DESCRIPTION (provided by applicant): Natural products show outstanding potential as starting point in drug discovery, especially in the quest for anticancer drugs. The research proposed here will explore structure-activity relationships of largazole, a marine natural product that shows nanomolar and selective antiproliferative activity against cancer cell lines in vitro. We will characterize the antitumor mode of action and assess the therapeutic potential of most promising largazole analogs. We recently discovered largazole during our ongoing program to find novel antitumor drugs from marine cyanobacteria. Our preliminary data indicate that largazole is a potent histone deacetylase (HDAC) inhibitor. HDACs have emerged as attractive targets for anticancer drug discovery since epigenetic gene silencing due to aberrant HDAC activity has been associated with several types of cancers; first-in-class HDAC inhibitor on the market Zolinza (Merck) was approved for the treatment of cutaneous T-cell lymphoma in late 2006. The working hypothesis tested is that largazole exerts its antitumor activity by class I HDAC inhibition, thereby selectively inhibiting cancer cell growth, and could be an effective drug against a variety of tumors in vivo. First, we will systematically explore two areas within the structure of largazole to complete our structure-activity relationship (SAR) studies, improve potency of HDAC inhibitory activity, and provide insights on the class I HDAC specificity of largazole. Second, we will examine the direct effects of synthesized largazole analogs on various HDAC isoforms and assess stability and metabolism. Third, we will determine transcriptional consequences of cancer cell treatment with various synthetic, bioactive largazoles and determine drug exposures necessary to achieve antitumor activity. Fourth, we will execute pharmacological and therapeutic efficacy studies with prioritized largazoles and address plasma stability, in vivo pharmacokinetics in tumor-bearing mice and ultimately carry out efficacy studies. PUBLIC HEALTH RELEVANCE: Selective inhibitors of the enzyme histone deacetylase could be promising anticancer agents. We have identified a lead compound from a marine cyanobacterium and we propose to synthesize a series of related compounds with improved selectivity and potency and test the efficacy of the most promising compounds in cancer cells and in mice tumor models.

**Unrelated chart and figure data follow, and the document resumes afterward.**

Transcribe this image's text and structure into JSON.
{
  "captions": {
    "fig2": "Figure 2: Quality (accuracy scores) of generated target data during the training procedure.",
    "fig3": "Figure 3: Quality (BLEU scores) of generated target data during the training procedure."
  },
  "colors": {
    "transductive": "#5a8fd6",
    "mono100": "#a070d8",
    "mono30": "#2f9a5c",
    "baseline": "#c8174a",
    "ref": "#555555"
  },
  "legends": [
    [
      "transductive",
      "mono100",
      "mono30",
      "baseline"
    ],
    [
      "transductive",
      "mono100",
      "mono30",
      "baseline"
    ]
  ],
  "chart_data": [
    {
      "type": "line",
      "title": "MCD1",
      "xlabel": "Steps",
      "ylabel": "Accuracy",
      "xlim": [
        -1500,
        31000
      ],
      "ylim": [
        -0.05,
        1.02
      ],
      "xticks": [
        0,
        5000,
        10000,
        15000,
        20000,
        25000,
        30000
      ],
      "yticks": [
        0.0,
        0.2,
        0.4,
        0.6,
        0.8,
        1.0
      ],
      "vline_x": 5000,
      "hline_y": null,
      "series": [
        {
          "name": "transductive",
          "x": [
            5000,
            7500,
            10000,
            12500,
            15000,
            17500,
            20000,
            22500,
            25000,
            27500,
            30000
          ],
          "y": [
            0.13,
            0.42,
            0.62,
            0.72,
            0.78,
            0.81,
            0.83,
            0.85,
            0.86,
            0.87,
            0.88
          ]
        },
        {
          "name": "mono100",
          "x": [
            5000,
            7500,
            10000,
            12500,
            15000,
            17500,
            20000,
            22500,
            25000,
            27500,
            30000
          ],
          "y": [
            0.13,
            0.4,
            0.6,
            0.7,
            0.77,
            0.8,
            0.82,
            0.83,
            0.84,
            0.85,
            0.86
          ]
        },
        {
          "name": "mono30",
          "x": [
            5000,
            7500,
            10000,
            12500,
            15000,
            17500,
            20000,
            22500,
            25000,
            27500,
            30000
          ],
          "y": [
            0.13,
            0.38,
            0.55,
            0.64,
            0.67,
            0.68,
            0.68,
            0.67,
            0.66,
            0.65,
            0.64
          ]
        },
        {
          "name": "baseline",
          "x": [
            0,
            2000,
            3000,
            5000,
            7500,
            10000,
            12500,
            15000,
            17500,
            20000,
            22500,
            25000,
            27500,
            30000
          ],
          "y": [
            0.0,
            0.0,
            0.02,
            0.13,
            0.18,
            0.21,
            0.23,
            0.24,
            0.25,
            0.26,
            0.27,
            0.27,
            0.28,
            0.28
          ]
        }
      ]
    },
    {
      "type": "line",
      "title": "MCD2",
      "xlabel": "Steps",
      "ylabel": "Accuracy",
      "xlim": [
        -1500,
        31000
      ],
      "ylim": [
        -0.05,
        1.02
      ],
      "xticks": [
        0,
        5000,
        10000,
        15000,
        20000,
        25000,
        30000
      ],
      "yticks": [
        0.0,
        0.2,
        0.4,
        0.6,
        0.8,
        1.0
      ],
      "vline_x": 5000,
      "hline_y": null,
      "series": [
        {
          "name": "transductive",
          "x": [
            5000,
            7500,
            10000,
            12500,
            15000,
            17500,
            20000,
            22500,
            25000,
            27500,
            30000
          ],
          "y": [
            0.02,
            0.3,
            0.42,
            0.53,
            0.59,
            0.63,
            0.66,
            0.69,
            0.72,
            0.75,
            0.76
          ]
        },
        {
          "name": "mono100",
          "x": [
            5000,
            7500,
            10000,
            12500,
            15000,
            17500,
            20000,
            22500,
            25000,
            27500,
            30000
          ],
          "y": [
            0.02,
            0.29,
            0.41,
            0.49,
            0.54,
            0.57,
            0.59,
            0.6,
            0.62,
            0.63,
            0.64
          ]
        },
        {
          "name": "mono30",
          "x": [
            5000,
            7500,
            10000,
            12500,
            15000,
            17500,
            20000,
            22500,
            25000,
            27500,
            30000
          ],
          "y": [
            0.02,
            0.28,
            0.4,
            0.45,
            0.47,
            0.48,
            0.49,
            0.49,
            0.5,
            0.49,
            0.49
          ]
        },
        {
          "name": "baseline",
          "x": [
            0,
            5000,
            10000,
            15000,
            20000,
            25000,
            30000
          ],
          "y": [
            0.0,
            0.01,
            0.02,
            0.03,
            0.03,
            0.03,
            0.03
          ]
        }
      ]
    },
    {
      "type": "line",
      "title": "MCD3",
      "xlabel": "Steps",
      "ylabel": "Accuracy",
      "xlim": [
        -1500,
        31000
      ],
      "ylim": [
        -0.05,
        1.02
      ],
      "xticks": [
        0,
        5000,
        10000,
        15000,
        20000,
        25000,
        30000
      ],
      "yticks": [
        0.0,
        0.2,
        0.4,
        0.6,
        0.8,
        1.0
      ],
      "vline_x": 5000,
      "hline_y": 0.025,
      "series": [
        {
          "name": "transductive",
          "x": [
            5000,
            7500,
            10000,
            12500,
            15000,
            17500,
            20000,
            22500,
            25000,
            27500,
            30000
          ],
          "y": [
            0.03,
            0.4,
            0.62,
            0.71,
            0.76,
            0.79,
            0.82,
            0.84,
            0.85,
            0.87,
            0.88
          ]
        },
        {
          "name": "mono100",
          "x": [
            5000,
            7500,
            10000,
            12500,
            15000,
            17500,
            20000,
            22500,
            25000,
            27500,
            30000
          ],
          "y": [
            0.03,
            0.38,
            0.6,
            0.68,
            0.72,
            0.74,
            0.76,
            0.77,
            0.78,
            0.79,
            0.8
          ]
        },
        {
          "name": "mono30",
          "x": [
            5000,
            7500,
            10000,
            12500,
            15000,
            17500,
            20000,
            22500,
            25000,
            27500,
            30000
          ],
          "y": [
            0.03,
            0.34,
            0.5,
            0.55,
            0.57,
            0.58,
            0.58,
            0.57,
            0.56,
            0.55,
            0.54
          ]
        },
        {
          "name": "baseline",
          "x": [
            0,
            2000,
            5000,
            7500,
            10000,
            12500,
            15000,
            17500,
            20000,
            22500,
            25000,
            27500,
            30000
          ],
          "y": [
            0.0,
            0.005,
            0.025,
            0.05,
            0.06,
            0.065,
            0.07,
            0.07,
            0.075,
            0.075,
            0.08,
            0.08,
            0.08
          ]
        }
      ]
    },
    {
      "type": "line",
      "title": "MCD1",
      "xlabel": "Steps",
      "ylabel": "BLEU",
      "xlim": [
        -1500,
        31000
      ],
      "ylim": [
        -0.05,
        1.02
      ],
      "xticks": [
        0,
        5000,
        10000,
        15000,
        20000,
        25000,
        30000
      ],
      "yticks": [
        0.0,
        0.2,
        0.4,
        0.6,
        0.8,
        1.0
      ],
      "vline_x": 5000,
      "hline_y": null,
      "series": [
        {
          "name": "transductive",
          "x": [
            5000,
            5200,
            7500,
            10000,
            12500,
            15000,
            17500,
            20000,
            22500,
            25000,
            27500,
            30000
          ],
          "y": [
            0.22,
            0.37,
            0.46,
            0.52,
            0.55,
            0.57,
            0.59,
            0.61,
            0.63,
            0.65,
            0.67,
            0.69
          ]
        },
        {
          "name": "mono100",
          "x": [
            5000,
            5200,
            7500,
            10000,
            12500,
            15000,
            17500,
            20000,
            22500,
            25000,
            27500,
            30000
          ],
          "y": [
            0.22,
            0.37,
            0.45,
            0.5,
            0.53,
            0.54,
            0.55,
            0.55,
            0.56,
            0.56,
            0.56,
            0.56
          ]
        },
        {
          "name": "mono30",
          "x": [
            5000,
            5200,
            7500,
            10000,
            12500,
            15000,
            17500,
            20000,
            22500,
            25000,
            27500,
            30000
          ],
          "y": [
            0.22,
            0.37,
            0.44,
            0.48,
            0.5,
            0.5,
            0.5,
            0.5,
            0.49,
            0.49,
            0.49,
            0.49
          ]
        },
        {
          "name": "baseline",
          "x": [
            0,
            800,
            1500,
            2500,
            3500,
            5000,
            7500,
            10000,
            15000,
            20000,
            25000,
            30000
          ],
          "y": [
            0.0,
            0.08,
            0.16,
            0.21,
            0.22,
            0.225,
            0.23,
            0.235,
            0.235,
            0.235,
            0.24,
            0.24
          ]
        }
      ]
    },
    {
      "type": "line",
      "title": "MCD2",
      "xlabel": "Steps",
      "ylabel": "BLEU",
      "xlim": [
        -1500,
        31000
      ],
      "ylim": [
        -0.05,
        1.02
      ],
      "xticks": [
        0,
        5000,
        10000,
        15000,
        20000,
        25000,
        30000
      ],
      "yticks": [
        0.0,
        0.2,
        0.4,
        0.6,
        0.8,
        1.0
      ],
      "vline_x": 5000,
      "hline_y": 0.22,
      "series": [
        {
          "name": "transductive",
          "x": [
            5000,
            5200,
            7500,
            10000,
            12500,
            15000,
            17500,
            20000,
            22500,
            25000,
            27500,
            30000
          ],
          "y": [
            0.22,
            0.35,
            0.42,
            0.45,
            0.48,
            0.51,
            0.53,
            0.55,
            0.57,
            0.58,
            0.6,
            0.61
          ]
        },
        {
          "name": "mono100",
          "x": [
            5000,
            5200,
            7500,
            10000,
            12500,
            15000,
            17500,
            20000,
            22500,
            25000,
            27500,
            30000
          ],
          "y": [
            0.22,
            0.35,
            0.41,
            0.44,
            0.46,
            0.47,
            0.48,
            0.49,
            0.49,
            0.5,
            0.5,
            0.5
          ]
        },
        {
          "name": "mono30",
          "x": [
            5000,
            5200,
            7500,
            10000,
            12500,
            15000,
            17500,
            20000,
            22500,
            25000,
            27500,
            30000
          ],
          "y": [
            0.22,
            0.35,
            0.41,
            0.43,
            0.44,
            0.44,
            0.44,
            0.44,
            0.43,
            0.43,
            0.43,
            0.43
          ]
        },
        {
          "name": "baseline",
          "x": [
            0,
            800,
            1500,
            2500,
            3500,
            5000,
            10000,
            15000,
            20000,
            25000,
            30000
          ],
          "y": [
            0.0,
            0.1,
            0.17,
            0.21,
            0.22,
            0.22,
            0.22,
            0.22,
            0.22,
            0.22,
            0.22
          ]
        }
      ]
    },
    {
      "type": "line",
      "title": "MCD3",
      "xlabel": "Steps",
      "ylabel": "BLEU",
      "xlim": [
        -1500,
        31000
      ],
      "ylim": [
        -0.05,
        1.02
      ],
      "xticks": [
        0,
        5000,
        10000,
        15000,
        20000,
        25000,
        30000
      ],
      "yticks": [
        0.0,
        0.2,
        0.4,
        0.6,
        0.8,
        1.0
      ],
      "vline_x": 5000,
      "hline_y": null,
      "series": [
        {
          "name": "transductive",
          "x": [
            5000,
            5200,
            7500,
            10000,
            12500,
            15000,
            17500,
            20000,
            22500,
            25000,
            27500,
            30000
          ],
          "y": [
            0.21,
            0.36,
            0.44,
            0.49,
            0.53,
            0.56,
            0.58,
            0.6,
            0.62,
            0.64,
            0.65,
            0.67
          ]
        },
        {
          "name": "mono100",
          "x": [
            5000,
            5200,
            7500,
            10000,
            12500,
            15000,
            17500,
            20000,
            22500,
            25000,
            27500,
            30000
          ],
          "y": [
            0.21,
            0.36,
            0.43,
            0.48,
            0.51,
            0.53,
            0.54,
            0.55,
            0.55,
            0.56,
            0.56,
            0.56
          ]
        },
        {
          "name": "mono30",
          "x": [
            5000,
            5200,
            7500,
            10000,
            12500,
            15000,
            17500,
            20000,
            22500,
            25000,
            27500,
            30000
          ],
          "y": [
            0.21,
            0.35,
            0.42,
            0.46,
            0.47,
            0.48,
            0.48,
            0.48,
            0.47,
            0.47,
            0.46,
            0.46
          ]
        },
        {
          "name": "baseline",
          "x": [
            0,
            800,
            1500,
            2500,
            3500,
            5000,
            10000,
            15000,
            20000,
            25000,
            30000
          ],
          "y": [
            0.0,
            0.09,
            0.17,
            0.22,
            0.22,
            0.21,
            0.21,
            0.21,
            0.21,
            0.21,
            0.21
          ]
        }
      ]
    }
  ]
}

描述（由申请人提供）：天然产品在药物发现的起点上表现出杰出的潜力，尤其是在寻求抗癌药物方面。此处提出的研究将探索大拉唑的结构活性关系，这是一种海洋天然产物，在体外显示了针对癌细胞系的纳摩尔和选择性抗增殖活性。我们将表征抗肿瘤的作用方式，并评估最有前途的大量类似物的治疗潜力。最近，我们在正在进行的计划中发现了大拉唑，以从海洋蓝细菌中找到新型抗肿瘤药物。我们的初步数据表明，大拉唑是一种有效的组蛋白脱乙酰基酶（HDAC）抑制剂。由于异常HDAC活性引起的表观遗传基因沉默与几种类型的癌症有关，因此HDAC已成为抗癌药物发现的有吸引力的靶标。市场Zolinza（Merck）上的第一类HDAC抑制剂在2006年末被批准用于治疗皮肤T细胞淋巴瘤。进行的工作假设是，Largazole通过I类HDAC抑制作用施加其抗肿瘤活性，从而选择性地抑制癌细胞的生长，并且可以有效地抗药药物，从而有效地抗药性药物。首先，我们将系统地探索大拉戈唑结构内的两个领域，以完成我们的结构活性关系（SAR）研究，提高HDAC抑制活性的效力，并提供有关大兰加唑I类特异性的见解。其次，我们将研究合成的大左右类似物对各种HDAC同工型的直接影响，并评估稳定性和代谢。第三，我们将确定各种合成，生物活性大量的癌细胞处理的转录后果，并确定获得抗肿瘤活性所需的药物暴露。第四，我们将通过优先级别的大左右执行药理和治疗功效研究，并解决血浆稳定性，在承重肿瘤小鼠的体内药代动力学，并最终进行疗效研究。公共卫生相关性：酶组蛋白脱乙酰基酶的选择性抑制剂可能是有希望的抗癌剂。我们已经从海洋蓝细菌中鉴定出铅化合物，并提议合成一系列具有提高选择性和效力的相关化合物，并测试癌细胞和小鼠肿瘤模型中最有希望的化合物的功效。